Hi everyone,
I’ve been experimenting with Dyad using the RLC circuit example from the documentation, except I made it a bit less ideal by adding:
- coil series resistance ( RL )
- capacitor ESR (Rc
When I add the capacitor ESR, I get one warning and one error.
Warning:
┌ Warning: Initialization system is overdetermined. 3 equations for 1 unknowns. Initialization will default to using least squares. `SCCNonlinearProblem` can only be used for initialization of fully determined systems and hence will not be used here. To suppress this warning pass warn_initialize_determined = false. To make this warning into an error, pass fully_determined = true
└
Error:
ERROR: Cyclic guesses detected in the system. Symbolic values were found for the following variables/parameters in the map:
Rc₊v(t) => (150RLoad₊v(t)) / RLoad₊R
In order to resolve this, please provide additional numeric guesses so that the chain can be resolved to assign numeric values to each variable.
From what I understand, the issue comes from initialization: there isn’t enough numeric information at t=0, so the solver can’t resolve the system.
However, when I try to add the problematic variable to the initial conditions, the initialization system becomes “weird” (effectively no unknowns), and the result ends up being 0, with a warning like:
┌ Warning: Initialization system is overdetermined. 2 equations for 0 unknowns. Initialization will default to using least squares. `SCCNonlinearProblem` can only be used for initialization of fully determined systems and hence will not be used here. To suppress this warning pass warn_initialize_determined = false. To make this warning into an error, pass fully_determined = true
└
Questions
In Julia / ModelingToolkit, you can include “soft constraints” via guesses, e.g.:
prob = ODEProblem(sys; defaults, tspan; guesses = [cvar=> 500.0])

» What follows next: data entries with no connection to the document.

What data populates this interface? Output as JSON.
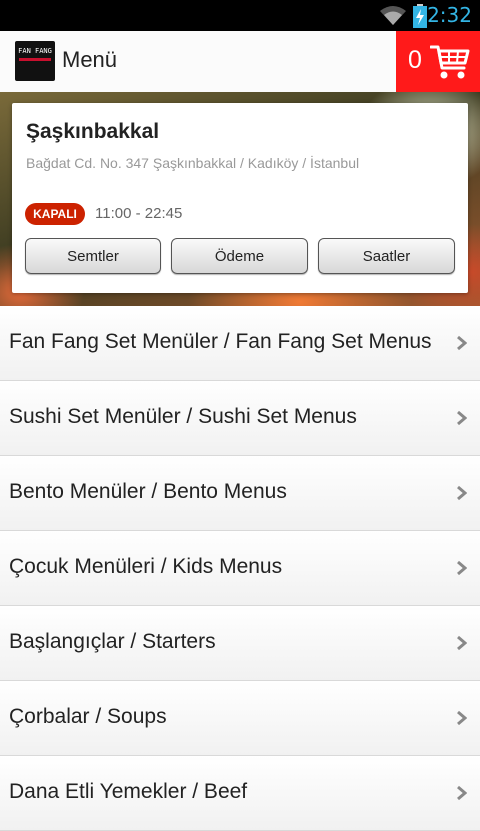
{
  "status_bar": {
    "time": "2:32",
    "wifi_icon": "wifi-icon",
    "battery_icon": "battery-charging-icon"
  },
  "action_bar": {
    "logo_text": "FAN FANG",
    "title": "Menü",
    "cart_count": "0",
    "cart_icon": "cart-icon",
    "accent_color": "#ff1a1a"
  },
  "restaurant": {
    "name": "Şaşkınbakkal",
    "address": "Bağdat Cd. No. 347 Şaşkınbakkal / Kadıköy / İstanbul",
    "status_badge": "KAPALI",
    "hours": "11:00 - 22:45",
    "buttons": [
      "Semtler",
      "Ödeme",
      "Saatler"
    ]
  },
  "menu_categories": [
    "Fan Fang Set Menüler / Fan Fang Set Menus",
    "Sushi Set Menüler / Sushi Set Menus",
    "Bento Menüler / Bento Menus",
    "Çocuk Menüleri / Kids Menus",
    "Başlangıçlar / Starters",
    "Çorbalar / Soups",
    "Dana Etli Yemekler / Beef"
  ]
}
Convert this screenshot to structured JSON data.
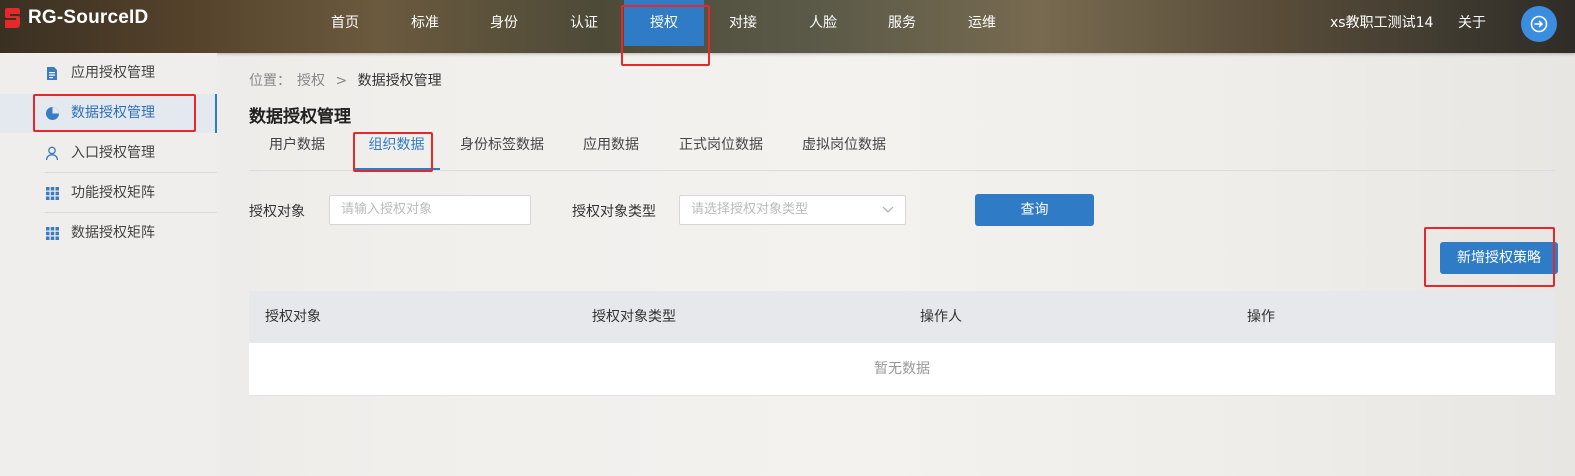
{
  "app": {
    "logo_text": "RG-SourceID",
    "brand_color": "#e5292b",
    "accent_color": "#2f7bc6"
  },
  "header": {
    "nav": [
      {
        "label": "首页"
      },
      {
        "label": "标准"
      },
      {
        "label": "身份"
      },
      {
        "label": "认证"
      },
      {
        "label": "授权",
        "active": true
      },
      {
        "label": "对接"
      },
      {
        "label": "人脸"
      },
      {
        "label": "服务"
      },
      {
        "label": "运维"
      }
    ],
    "user_name": "xs教职工测试14",
    "about_label": "关于",
    "logout_icon": "logout-icon"
  },
  "sidebar": {
    "items": [
      {
        "label": "应用授权管理",
        "icon": "document-icon"
      },
      {
        "label": "数据授权管理",
        "icon": "pie-chart-icon",
        "active": true
      },
      {
        "label": "入口授权管理",
        "icon": "user-icon"
      },
      {
        "label": "功能授权矩阵",
        "icon": "grid-icon"
      },
      {
        "label": "数据授权矩阵",
        "icon": "grid-icon"
      }
    ]
  },
  "breadcrumb": {
    "prefix": "位置：",
    "level1": "授权",
    "separator": ">",
    "current": "数据授权管理"
  },
  "page": {
    "title": "数据授权管理"
  },
  "tabs": [
    {
      "label": "用户数据"
    },
    {
      "label": "组织数据",
      "active": true
    },
    {
      "label": "身份标签数据"
    },
    {
      "label": "应用数据"
    },
    {
      "label": "正式岗位数据"
    },
    {
      "label": "虚拟岗位数据"
    }
  ],
  "filters": {
    "target_label": "授权对象",
    "target_placeholder": "请输入授权对象",
    "type_label": "授权对象类型",
    "type_placeholder": "请选择授权对象类型",
    "query_button": "查询"
  },
  "add_button": "新增授权策略",
  "table": {
    "columns": [
      "授权对象",
      "授权对象类型",
      "操作人",
      "操作"
    ],
    "empty_text": "暂无数据"
  }
}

Is there an equivalent way to provide numeric guesses in Dyad?
If not, what’s the recommended approach in Dyad to resolve cyclic guesses during initialization?
Thanks a lot!
Code (minimal example):
- dyad : (Note: all the other components are the same as in the tutorial.)
component RLC_non_ideal
RL = Resistor(R=0.1)
Rc = Resistor(R=0.01)
RLoad = Resistor(R=150.0)
capacitor = Capacitor(C=1e-6)
inductor = Inductor(L= 3e-3)
source = StepVoltage()
ground = Ground()
relations
initial inductor.i = 0.0
initial capacitor.v = 0.0
initial Rc.v = 0.0 # added after warning
connect(source.p, inductor.p)
connect(inductor.n, RL.p)
connect(RL.n, capacitor.p, RLoad.p)
connect(Rc.p, capacitor.n, RLoad.p)
connect(RLoad.n, Rc.n, source.n, ground.g)
end
analysis SimBoostModel
extends TransientAnalysis(stop=0.5, abstol=1m, reltol=1m )
model = BoostModel()
end
- Julia:
result = SimBoostModel()